PA today, entrepreneur tomorrow
Perhaps one of the most valuable things you can learn as a PA is whether you actually have the right temperament to be an entrepreneur.

Most entrepreneurs get started in one of three ways. There are some who simply follow their dreams and start a company based on little more than passion and determination. There are those who go to business school and study entrepreneurship so that they can learn the fundamentals before they get started. And there are those, perhaps the largest group, who spend years working their way up the corporate ladder with increasing frustration until they decide that they’d rather be their own boss.
All of those approaches can work, if everything goes to plan, but none of them really prepare you for what being an entrepreneur actually entails.
The passionate entrepreneur may be an expert on their product or service, but often lacks the required skills to run a business - it’s not enough to be a great developer or highly knowledgeable about comics if you want to run a software company or a comic shop. The business graduate may be able to write in-depth theoretical essays about ROI or company structure, but they don’t have any practical experience with making decisions or managing people. And while the corporate refugee probably has plenty of useful experience, they usually haven’t ever seen a company from their boss’s perspective.

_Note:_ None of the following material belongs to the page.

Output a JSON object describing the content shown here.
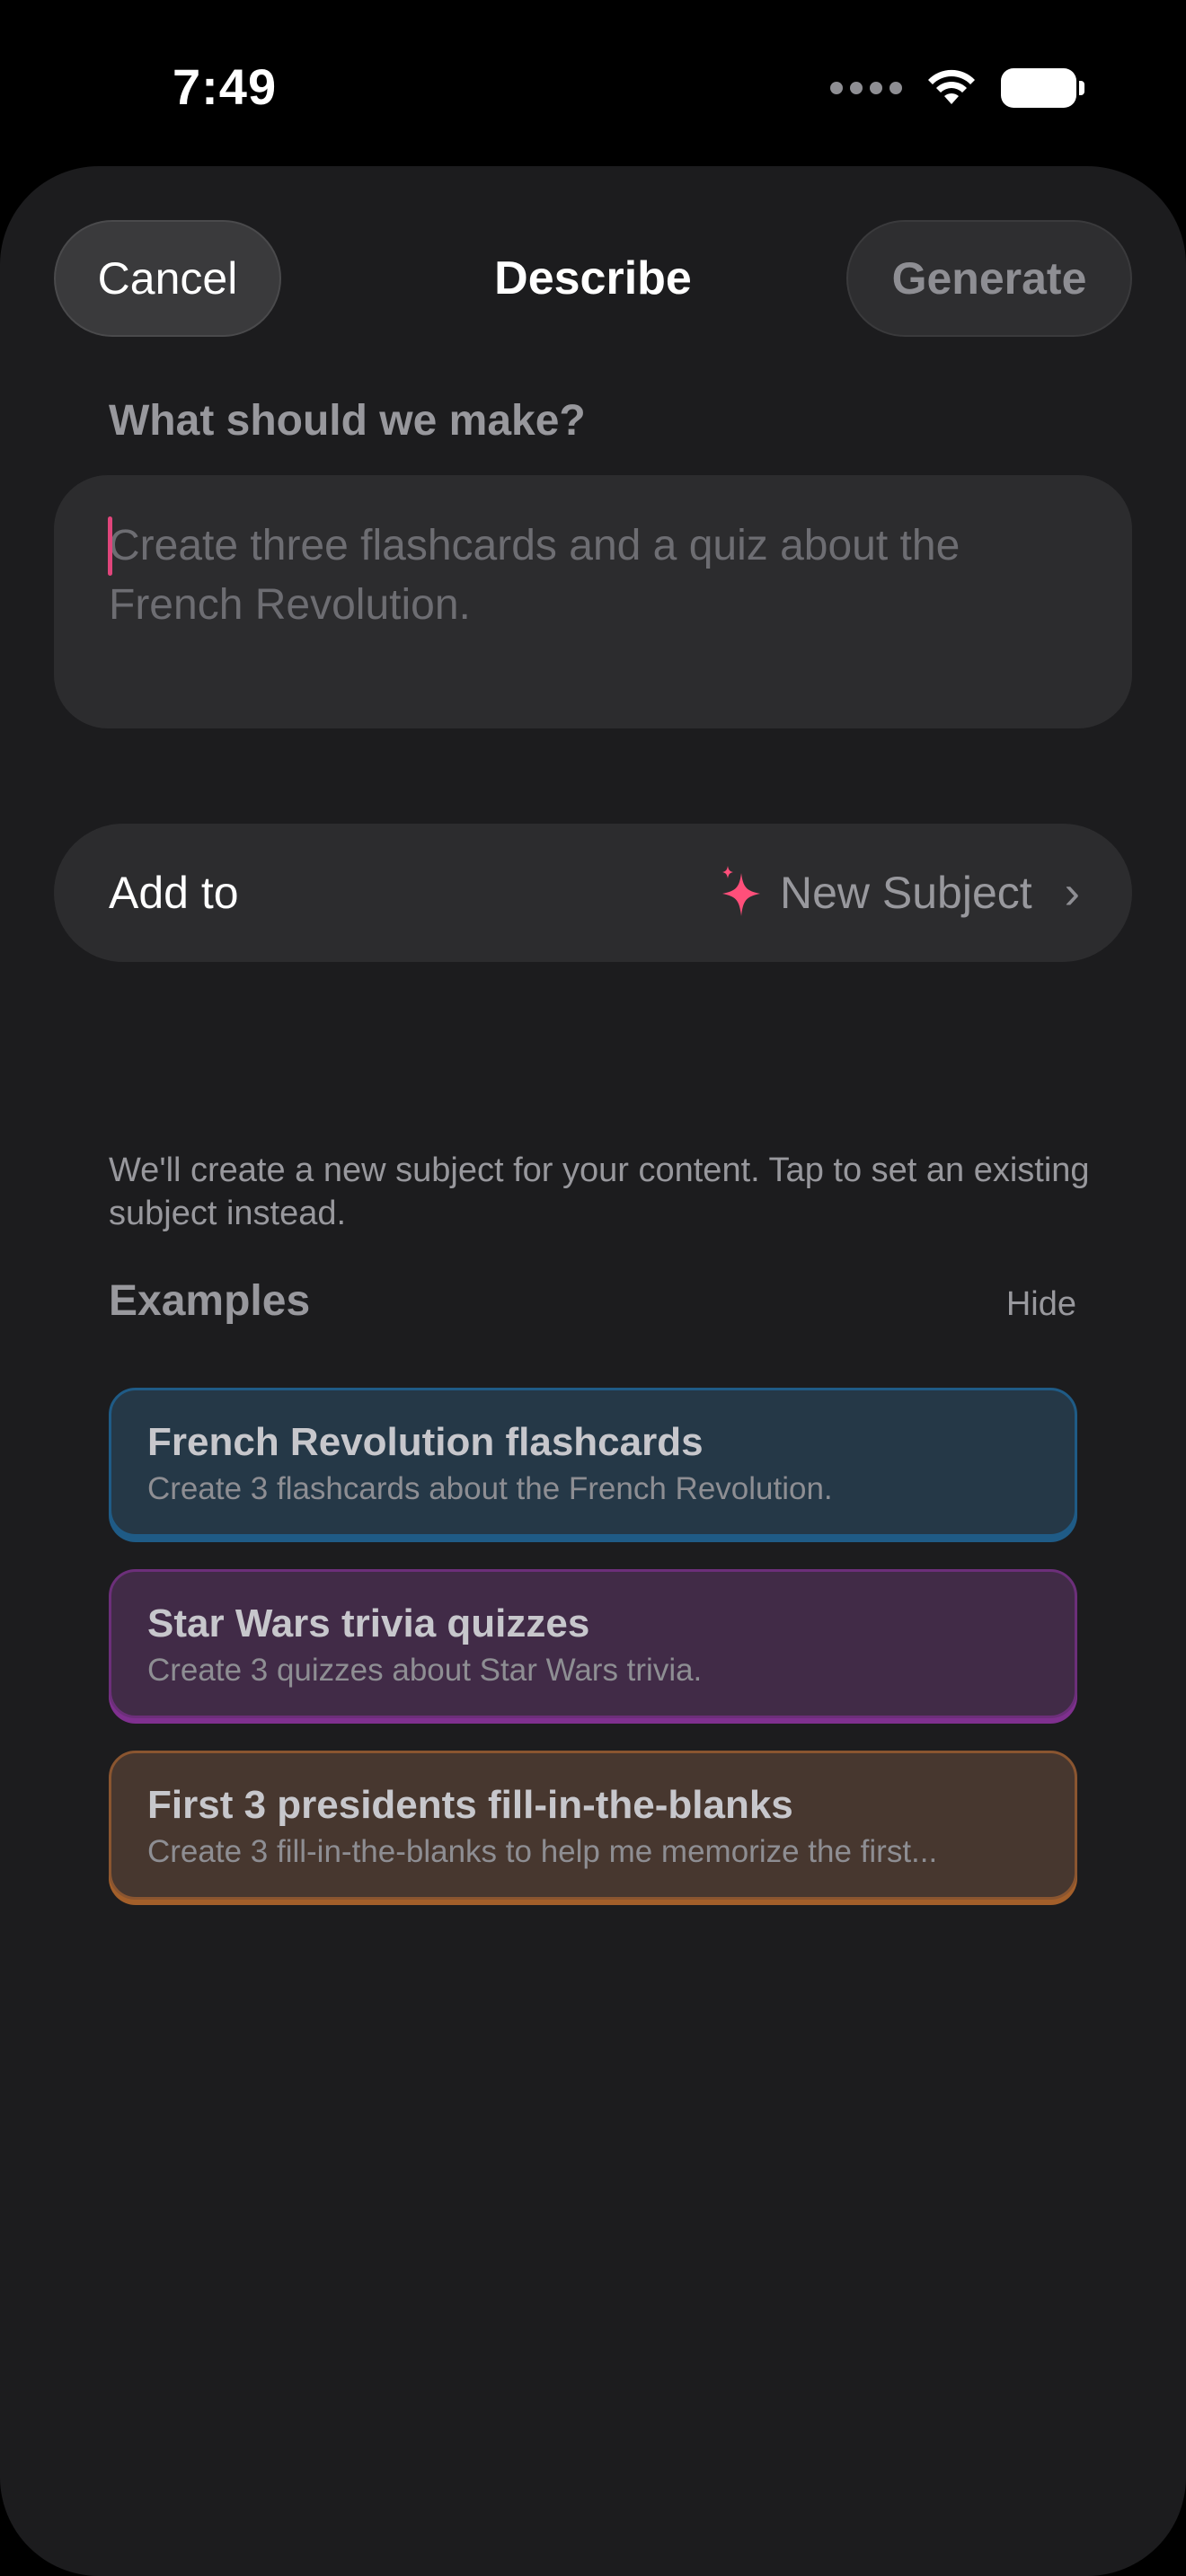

For most people, becoming an entrepreneur is a process of shock and constantly recovering from the unexpected.
However, there is a fourth route: start as a personal assistant to a successful serial entrepreneur.
A PA isn’t just a secretary
As PA to someone who is constantly starting new companies, you’ll see the world from a unique perspective. You’ll see more than any other member of staff, including C-level managers and board members. You’ll be privy to every major decision - even the ones that didn’t happen, which are often the most important - everything from funding to hiring, corporate strategy, acquisitions, exits and starting new ventures.

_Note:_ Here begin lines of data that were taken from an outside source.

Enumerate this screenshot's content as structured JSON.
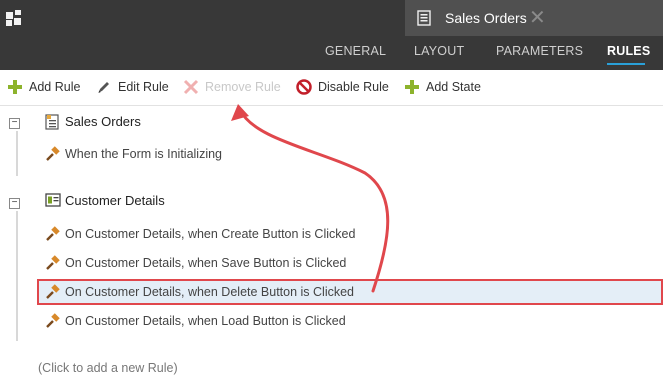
{
  "header": {
    "document_tab": {
      "title": "Sales Orders",
      "icon": "form-icon",
      "close_icon": "close-icon"
    },
    "nav_tabs": [
      {
        "label": "GENERAL",
        "active": false
      },
      {
        "label": "LAYOUT",
        "active": false
      },
      {
        "label": "PARAMETERS",
        "active": false
      },
      {
        "label": "RULES",
        "active": true
      }
    ]
  },
  "toolbar": {
    "add_rule": "Add Rule",
    "edit_rule": "Edit Rule",
    "remove_rule": "Remove Rule",
    "disable_rule": "Disable Rule",
    "add_state": "Add State"
  },
  "groups": [
    {
      "title": "Sales Orders",
      "icon": "form-icon",
      "rules": [
        "When the Form is Initializing"
      ]
    },
    {
      "title": "Customer Details",
      "icon": "view-icon",
      "rules": [
        "On Customer Details, when Create Button is Clicked",
        "On Customer Details, when Save Button is Clicked",
        "On Customer Details, when Delete Button is Clicked",
        "On Customer Details, when Load Button is Clicked"
      ]
    }
  ],
  "selected_rule": "On Customer Details, when Delete Button is Clicked",
  "add_rule_hint": "(Click to add a new Rule)",
  "colors": {
    "accent": "#2aa0d8",
    "highlight": "#e0474c",
    "header_bg": "#383838"
  }
}
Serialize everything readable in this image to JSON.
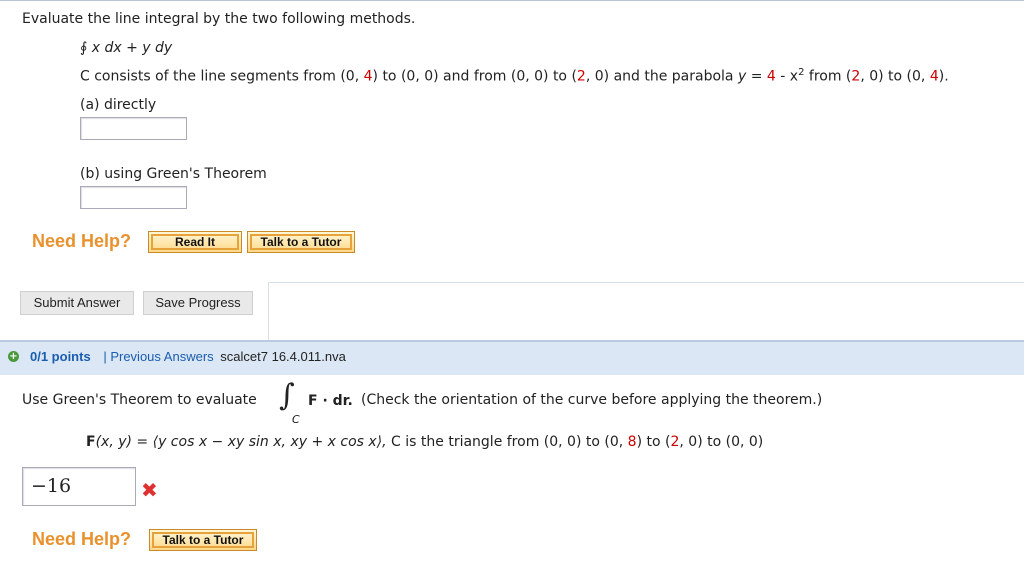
{
  "q1": {
    "instruction": "Evaluate the line integral by the two following methods.",
    "integral_symbol": "∮",
    "integral_expr": "x dx + y dy",
    "curve_prefix": "C consists of the line segments from (0, ",
    "p1": "4",
    "curve_mid1": ") to (0, 0) and from (0, 0) to (",
    "p2": "2",
    "curve_mid2": ", 0) and the parabola ",
    "parabola_y": "y",
    "parabola_eq": " = ",
    "p3": "4",
    "parabola_minus": " - x",
    "parabola_exp": "2",
    "curve_from": " from (",
    "p4": "2",
    "curve_to": ", 0) to (0, ",
    "p5": "4",
    "curve_end": ").",
    "part_a": "(a) directly",
    "part_b": "(b) using Green's Theorem",
    "need_help": "Need Help?",
    "read_it": "Read It",
    "talk_tutor": "Talk to a Tutor",
    "submit": "Submit Answer",
    "save": "Save Progress"
  },
  "q2": {
    "points": "0/1 points",
    "sep": "|",
    "previous": "Previous Answers",
    "code": "scalcet7 16.4.011.nva",
    "use_text": "Use Green's Theorem to evaluate",
    "integral_sign": "∫",
    "integral_sub": "C",
    "F_dr": "F · dr.",
    "check_text": "(Check the orientation of the curve before applying the theorem.)",
    "F_label": "F",
    "F_args": "(x, y) = ",
    "F_body": "⟨y cos x − xy sin x, xy + x cos x⟩,",
    "tri_prefix": " C is the triangle from (0, 0) to (0, ",
    "t1": "8",
    "tri_mid": ") to (",
    "t2": "2",
    "tri_end": ", 0) to (0, 0)",
    "answer": "−16",
    "wrong_mark": "✖",
    "need_help": "Need Help?",
    "talk_tutor": "Talk to a Tutor"
  },
  "colors": {
    "accent_orange": "#e8912d",
    "link_blue": "#1a5db0",
    "error_red": "#e03030",
    "number_red": "#cc0000"
  }
}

More importantly, you’ll see the process by which those decisions were taken, and the criteria that affected the outcome. You’ll sit in on board meetings, help to prepare review financial reports, and do competitor research. You’ll see the company from the perspective of the sales and marketing team, the tech team, the CFO, the investors, and the staff.
In short, you’ll probably see everything the CEO sees - and more.

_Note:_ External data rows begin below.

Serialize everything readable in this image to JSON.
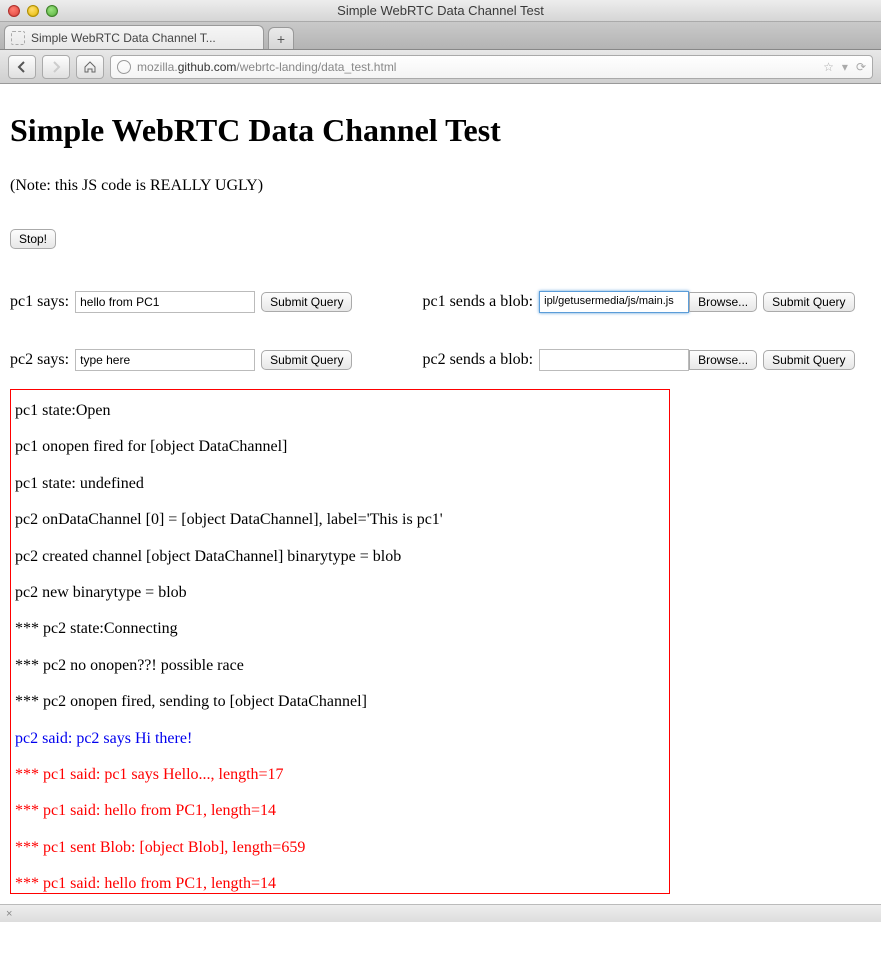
{
  "window": {
    "title": "Simple WebRTC Data Channel Test"
  },
  "tab": {
    "label": "Simple WebRTC Data Channel T...",
    "new_tab_glyph": "+"
  },
  "url": {
    "prefix": "mozilla.",
    "domain": "github.com",
    "path": "/webrtc-landing/data_test.html"
  },
  "page": {
    "heading": "Simple WebRTC Data Channel Test",
    "note": "(Note: this JS code is REALLY UGLY)",
    "stop_label": "Stop!",
    "pc1_says_label": "pc1 says:",
    "pc1_says_value": "hello from PC1",
    "pc2_says_label": "pc2 says:",
    "pc2_says_value": "type here",
    "pc1_blob_label": "pc1 sends a blob:",
    "pc1_blob_file": "ipl/getusermedia/js/main.js",
    "pc2_blob_label": "pc2 sends a blob:",
    "pc2_blob_file": "",
    "browse_label": "Browse...",
    "submit_label": "Submit Query"
  },
  "log": [
    {
      "text": "pc1 state:Open",
      "cls": ""
    },
    {
      "text": "pc1 onopen fired for [object DataChannel]",
      "cls": ""
    },
    {
      "text": "pc1 state: undefined",
      "cls": ""
    },
    {
      "text": "pc2 onDataChannel [0] = [object DataChannel], label='This is pc1'",
      "cls": ""
    },
    {
      "text": "pc2 created channel [object DataChannel] binarytype = blob",
      "cls": ""
    },
    {
      "text": "pc2 new binarytype = blob",
      "cls": ""
    },
    {
      "text": "*** pc2 state:Connecting",
      "cls": ""
    },
    {
      "text": "*** pc2 no onopen??! possible race",
      "cls": ""
    },
    {
      "text": "*** pc2 onopen fired, sending to [object DataChannel]",
      "cls": ""
    },
    {
      "text": "pc2 said: pc2 says Hi there!",
      "cls": "log-blue"
    },
    {
      "text": "*** pc1 said: pc1 says Hello..., length=17",
      "cls": "log-red"
    },
    {
      "text": "*** pc1 said: hello from PC1, length=14",
      "cls": "log-red"
    },
    {
      "text": "*** pc1 sent Blob: [object Blob], length=659",
      "cls": "log-red"
    },
    {
      "text": "*** pc1 said: hello from PC1, length=14",
      "cls": "log-red"
    }
  ],
  "status": {
    "close_glyph": "×"
  }
}
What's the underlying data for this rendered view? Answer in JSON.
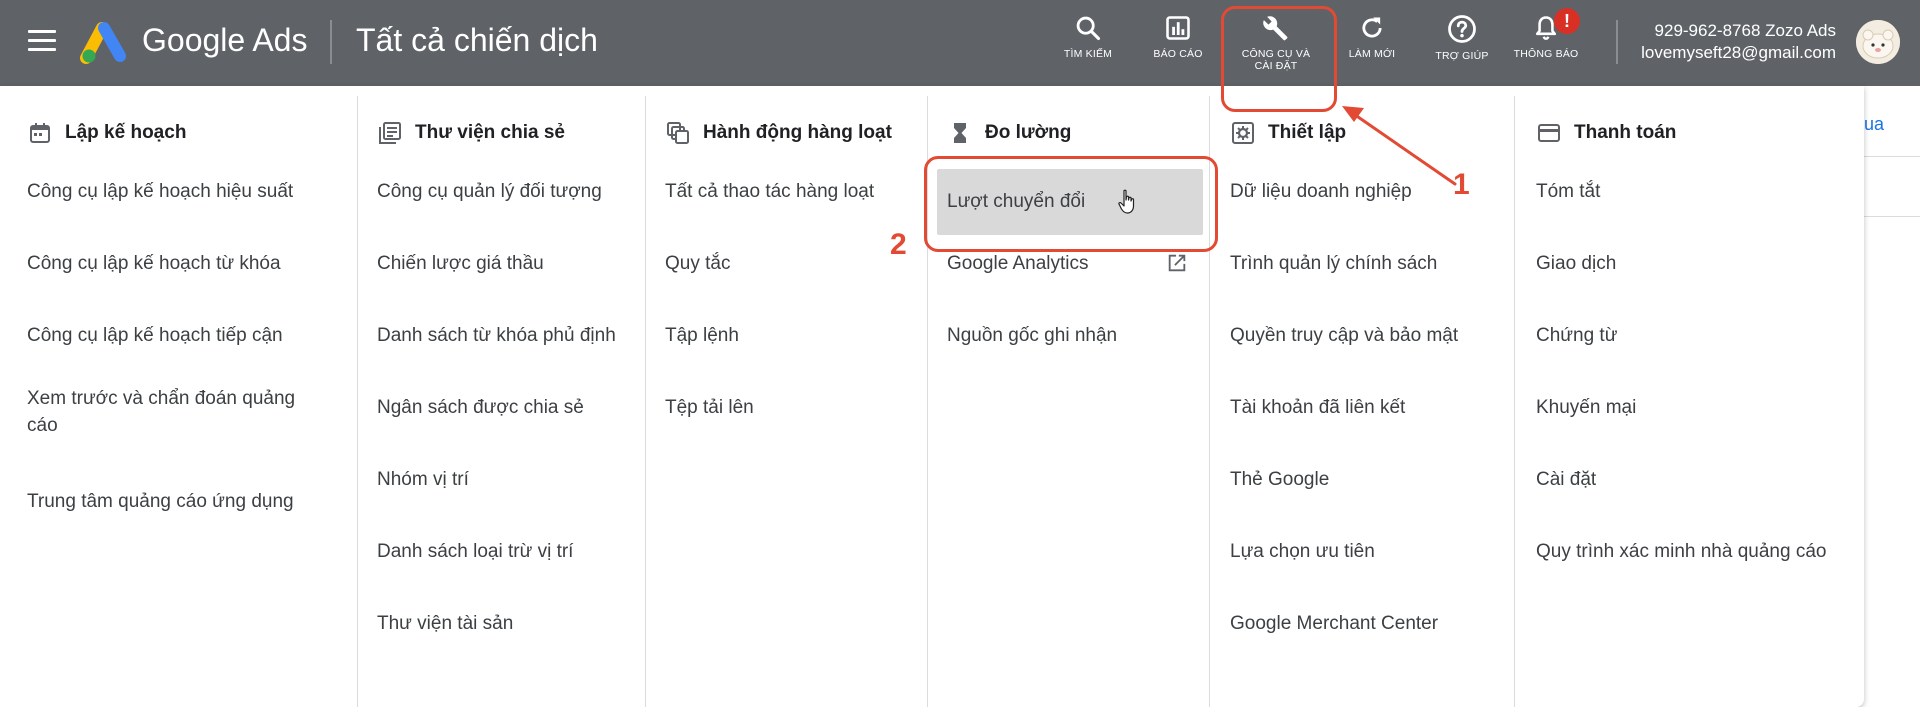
{
  "header": {
    "brand": "Google Ads",
    "page_title": "Tất cả chiến dịch",
    "buttons": {
      "search": "TÌM KIẾM",
      "reports": "BÁO CÁO",
      "tools": "CÔNG CỤ VÀ CÀI ĐẶT",
      "refresh": "LÀM MỚI",
      "help": "TRỢ GIÚP",
      "notifications": "THÔNG BÁO"
    },
    "notif_badge": "!",
    "account_phone": "929-962-8768 Zozo Ads",
    "account_email": "lovemyseft28@gmail.com"
  },
  "menu": {
    "planning": {
      "title": "Lập kế hoạch",
      "items": [
        "Công cụ lập kế hoạch hiệu suất",
        "Công cụ lập kế hoạch từ khóa",
        "Công cụ lập kế hoạch tiếp cận",
        "Xem trước và chẩn đoán quảng cáo",
        "Trung tâm quảng cáo ứng dụng"
      ]
    },
    "shared_library": {
      "title": "Thư viện chia sẻ",
      "items": [
        "Công cụ quản lý đối tượng",
        "Chiến lược giá thầu",
        "Danh sách từ khóa phủ định",
        "Ngân sách được chia sẻ",
        "Nhóm vị trí",
        "Danh sách loại trừ vị trí",
        "Thư viện tài sản"
      ]
    },
    "bulk_actions": {
      "title": "Hành động hàng loạt",
      "items": [
        "Tất cả thao tác hàng loạt",
        "Quy tắc",
        "Tập lệnh",
        "Tệp tải lên"
      ]
    },
    "measurement": {
      "title": "Đo lường",
      "items": [
        "Lượt chuyển đổi",
        "Google Analytics",
        "Nguồn gốc ghi nhận"
      ]
    },
    "setup": {
      "title": "Thiết lập",
      "items": [
        "Dữ liệu doanh nghiệp",
        "Trình quản lý chính sách",
        "Quyền truy cập và bảo mật",
        "Tài khoản đã liên kết",
        "Thẻ Google",
        "Lựa chọn ưu tiên",
        "Google Merchant Center"
      ]
    },
    "billing": {
      "title": "Thanh toán",
      "items": [
        "Tóm tắt",
        "Giao dịch",
        "Chứng từ",
        "Khuyến mại",
        "Cài đặt",
        "Quy trình xác minh nhà quảng cáo"
      ]
    }
  },
  "annotations": {
    "step1": "1",
    "step2": "2",
    "accent": "#e24a34"
  },
  "background_peek": "ua",
  "icons": [
    "menu-icon",
    "google-ads-logo",
    "search-icon",
    "reports-icon",
    "wrench-icon",
    "refresh-icon",
    "help-icon",
    "bell-icon",
    "calendar-icon",
    "library-icon",
    "copy-icon",
    "hourglass-icon",
    "gear-icon",
    "credit-card-icon",
    "external-link-icon",
    "hand-cursor-icon"
  ]
}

You’ll also see all of the less glamorous side of running your own business. Working late nights and weekends just as often as the CEO, travelling on short notice, dealing with corporate paperwork, juggling finances when customers don’t pay on time, handling personnel issues, writing reports, checking schedules, and all the other essential trivia that keep a company going and growing.
As you build up trust with your boss, you’ll find that more and more of their day to day responsibilities are delegated to you. You’ll effectively be doing a large part of the CEO’s job. That puts you into a position where you have great influence and responsibility, which is perfect training for any entrepreneur.
Use that experience to open up opportunities
Being a PA isn’t an easy job. It’s intensive, often stressful, and you’ll find yourself having to deal with a lot of tasks that aren’t fun or rewarding. But that practical experience will teach you more than you could ever learn in college or as a lower-level manager or employee. You’ll see success and failure at first hand, and you’ll learn from the mistakes of others. You’ll have a thorough appreciation for everything that needs to be done to create success.
Perhaps one of the most valuable things you can learn as a PA is whether you actually have the right temperament to be an entrepreneur. Most people aren’t suited for that life, but they don’t realize it - that’s why they fail. But most people don’t get an opportunity to find out what it’s like until they actually take the plunge. By spending a few years working in that kind of environment, you’ll be able to ask yourself if this is really the life you want before you commit to running your own company.
If you don’t have the stamina to be a PA, you almost certainly don’t have the stamina to run your own startup.
However, if you do decide that the entrepreneurial life is calling you, then you’re in an ideal position to start your own company. In addition to all the skills you’ve learned, you’ll have a fantastic network of mentors, investors, and partners you can call on. Your boss may even be your first investor. Or else you may find yourself ideally placed to step in when your boss is starting something new.
Who better to manage a new venture or take over an old one than someone who already knows it intimately and has the CEO’s complete trust?